Membaca buku karya penulis favorit adalah pelajaran menulis paling dasar, paling sederhana, sekaligus paling manjur. (divapress/IG)
Semasa kuliah kita sudah dijejali dengan tugas membuat makalah. Kita diajari untuk berpikir dan menulis secara ilmiah. Kemudian kemampuan ini bisa lebih dikembangkan dengan membaca berbagai karya penulis favorit yang buku-bukunya selalu dinantikan dan best seller. Karya yang dihasilkan pasca lulus kuliah pun bisa disesuaikan dengan basic pendidikan, jenis pekerjaan, ataupun hobi.
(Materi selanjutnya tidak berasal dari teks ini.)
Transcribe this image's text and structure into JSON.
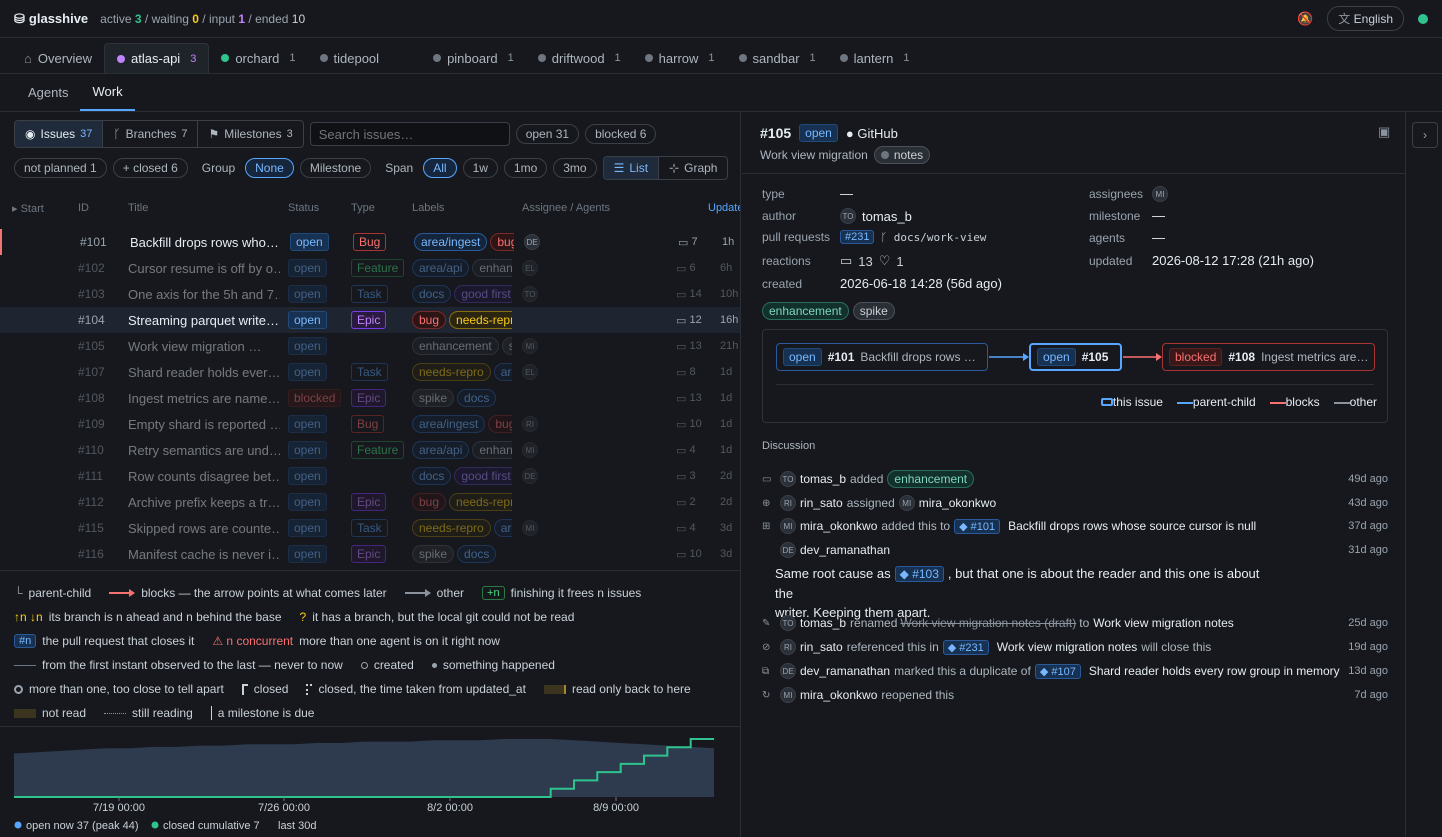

Berbicara tentang penulis favorit itu sangat beragam. Ada penulis tentang dunia politik, pendidikan, agama, fiksi dan sebagainya. Masing-masing punya gaya sendiri dalam menyampaikan sebuah tulisan. Yang jelas kita bisa belajar banyak dari mereka. Ada Tere Liye, Asma Nadia, Helvy Tiana, Hanum Salsabila, Dewi Lestari, Habiburrahman el Sirazy dan sebagainya untuk penulis novel best seller.
Ketika mereka menulis dilandasi kepentingan hajat hidup orang banyak. Sekalipun tulisan dalam bentuk novel. Penulis novel pun harus mencantumkan dan menyelipkan nilai moral, spiritual, budaya agar bisa mendidik serta mencerdaskan para pembaca novel secara halus.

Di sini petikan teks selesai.